【ビジネスアイコラム】「棺をおおいて定まる」実業家の価値 (2/3ページ)

2014.5.16 05:44

 「人事は棺をおおいて定まる」という。その人の真価は亡くなってから決まるという意味である。私家本の真藤さんとは、NTTの前身である日本電信電話公社の最後の総裁にして、民営化後の初代社長を務めた真藤恒さんである。亡くなられてから10年がたつのに合わせて昨年、民営化にかかわった所縁の人々によって編まれた。

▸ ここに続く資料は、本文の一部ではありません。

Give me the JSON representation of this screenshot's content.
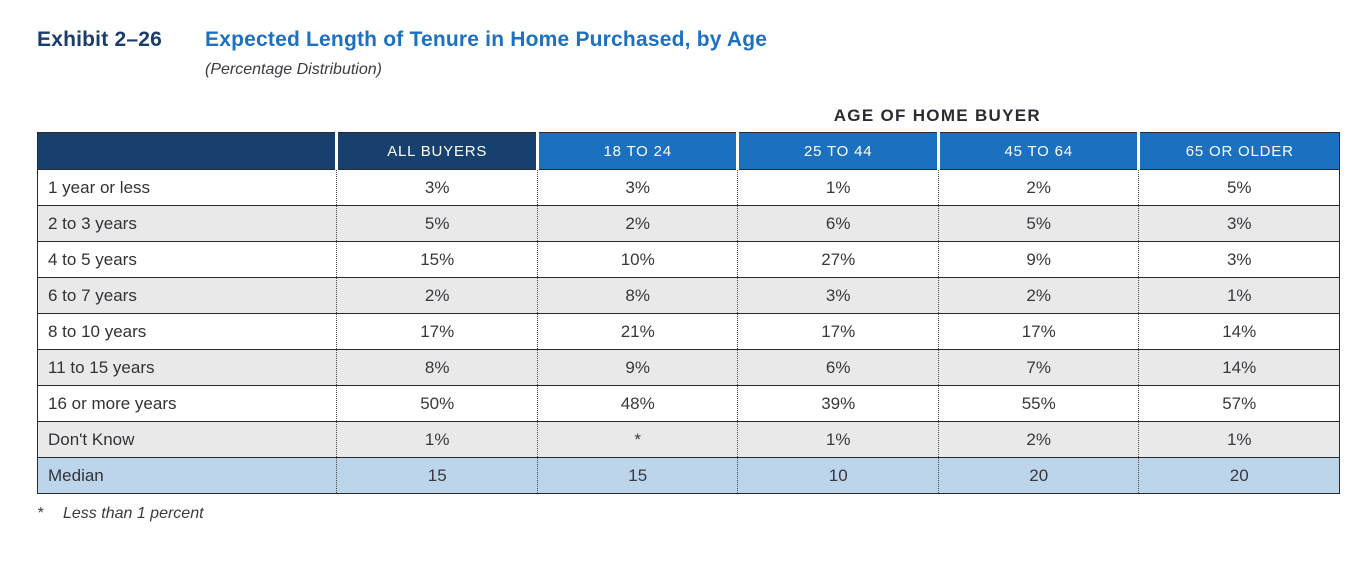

 1981年に総裁に着任後、それまで公社が電話機を利用者にレンタルする形式だったのを、家電と同じようにメーカーが販売できるようにした。さまざまな機能や色の電話機が家庭に入ったとき、それは通信の自由化の大きな時計が動き出した瞬間だった。真藤さんは「デジタル情報革命」が過去の農業革命やエネルギー革命に匹敵する革命であることに気づく。民営化と並んで、米国の通信会社に先んじるデジタル化が経営の二本柱になった。

 社長に就任した1985年の時点で、真藤さんは「電子新聞」の登場を想定している。通信分野に新規参入企業が出て、独占から競争に至る道こそ正しい、と部下たちに繰り返し言い聞かせ、競争に打ち勝つソフト、つまりサービスを考え出せ、と叱ったという。